A recent panel on the topic, “On-Demand, B2B,” held at the On Demand Conference last month, suggests that enterprise-facing apps that offer such services are headed our way.
Uber and GrubHub, among others, already offer versions of their on-demand services that target corporations. But according to experts, the Bring Your Own Device and cloud revolutions are increasingly making B2B on-demand apps a more attractive market for both the developers and corporate users.
Reports from TechCrunch describe the trend as an inevitable one. Startups like Shiftgig and Rocketmiles are attracting investors by servicing other businesses but offering consumer-like interfaces and experiences. According to experts, the emerging market is already showing a diverse array of segments, including on-demand marketplaces for temporary work like technical repair people, as well as service scheduling and equipment rentals or sharing.
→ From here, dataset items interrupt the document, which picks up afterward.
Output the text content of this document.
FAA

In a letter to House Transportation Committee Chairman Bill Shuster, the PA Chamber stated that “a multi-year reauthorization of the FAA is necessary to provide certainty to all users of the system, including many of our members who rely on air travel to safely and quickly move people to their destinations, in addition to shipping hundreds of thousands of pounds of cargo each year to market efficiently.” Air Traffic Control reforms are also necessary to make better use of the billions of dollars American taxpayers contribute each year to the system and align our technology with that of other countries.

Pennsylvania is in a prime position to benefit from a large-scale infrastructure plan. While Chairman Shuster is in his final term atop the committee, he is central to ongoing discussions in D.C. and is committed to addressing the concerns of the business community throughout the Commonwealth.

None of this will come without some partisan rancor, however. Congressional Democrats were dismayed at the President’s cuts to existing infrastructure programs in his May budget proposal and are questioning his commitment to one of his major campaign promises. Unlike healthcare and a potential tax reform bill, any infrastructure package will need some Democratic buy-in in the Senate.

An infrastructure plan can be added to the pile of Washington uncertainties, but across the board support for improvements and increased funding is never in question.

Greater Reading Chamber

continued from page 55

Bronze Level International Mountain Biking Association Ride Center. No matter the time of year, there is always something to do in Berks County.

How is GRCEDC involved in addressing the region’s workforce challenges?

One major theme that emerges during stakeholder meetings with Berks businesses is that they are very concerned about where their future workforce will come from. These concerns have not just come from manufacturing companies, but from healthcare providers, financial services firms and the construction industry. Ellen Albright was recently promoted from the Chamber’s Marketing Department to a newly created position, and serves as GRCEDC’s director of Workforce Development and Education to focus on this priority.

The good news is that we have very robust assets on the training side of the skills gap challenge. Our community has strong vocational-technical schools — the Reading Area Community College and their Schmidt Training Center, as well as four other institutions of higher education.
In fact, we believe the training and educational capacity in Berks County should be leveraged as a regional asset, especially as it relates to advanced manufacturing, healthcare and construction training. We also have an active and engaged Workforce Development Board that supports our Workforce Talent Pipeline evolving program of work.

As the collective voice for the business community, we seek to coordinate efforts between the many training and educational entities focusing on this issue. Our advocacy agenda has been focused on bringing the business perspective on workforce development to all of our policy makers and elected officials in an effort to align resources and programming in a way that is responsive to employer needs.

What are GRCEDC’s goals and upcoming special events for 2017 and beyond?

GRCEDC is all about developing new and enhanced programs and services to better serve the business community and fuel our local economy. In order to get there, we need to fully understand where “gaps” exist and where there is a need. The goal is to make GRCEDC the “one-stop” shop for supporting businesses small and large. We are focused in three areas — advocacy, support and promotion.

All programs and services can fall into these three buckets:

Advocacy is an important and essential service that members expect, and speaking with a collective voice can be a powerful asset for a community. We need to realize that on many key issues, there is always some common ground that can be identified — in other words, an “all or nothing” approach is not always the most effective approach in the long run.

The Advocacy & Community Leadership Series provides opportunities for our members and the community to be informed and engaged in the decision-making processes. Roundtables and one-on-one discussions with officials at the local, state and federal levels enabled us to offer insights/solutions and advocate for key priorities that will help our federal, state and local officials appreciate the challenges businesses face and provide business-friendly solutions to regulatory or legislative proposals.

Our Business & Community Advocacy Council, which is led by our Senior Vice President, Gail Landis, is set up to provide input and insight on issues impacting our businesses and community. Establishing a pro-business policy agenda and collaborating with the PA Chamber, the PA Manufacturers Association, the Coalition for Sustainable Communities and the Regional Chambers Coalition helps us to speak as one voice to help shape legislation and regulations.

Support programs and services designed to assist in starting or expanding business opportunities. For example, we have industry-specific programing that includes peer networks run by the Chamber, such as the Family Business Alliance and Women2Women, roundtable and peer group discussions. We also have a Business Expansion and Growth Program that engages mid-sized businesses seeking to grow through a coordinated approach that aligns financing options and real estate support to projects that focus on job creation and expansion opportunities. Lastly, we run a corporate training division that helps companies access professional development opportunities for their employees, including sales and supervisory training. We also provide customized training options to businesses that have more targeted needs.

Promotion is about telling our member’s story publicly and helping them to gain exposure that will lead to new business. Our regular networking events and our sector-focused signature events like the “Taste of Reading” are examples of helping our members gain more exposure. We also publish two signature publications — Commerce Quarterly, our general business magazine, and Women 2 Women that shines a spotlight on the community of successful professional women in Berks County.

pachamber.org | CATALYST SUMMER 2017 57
Research by CBInsights found that $4.1 billion in funding was pumped into the on-demand mobile services market by backers in 2014. While that included Uber’s own fundraising round, an impressive $1.7 billion emerged for non-Uber on-demand app developers. Reports said that funding is likely to double this year.
Temporary staffing is an especially lucrative with a value of about $115 billion, as is events planning and services and executive assistance, reports said. There are other segments that are less developed, but according to experts, have the potential to be wildly successful among businesses. Reports highlight on-demand sales services, which require a shift in corporate mindset to embrace the outsourcing of sales efforts.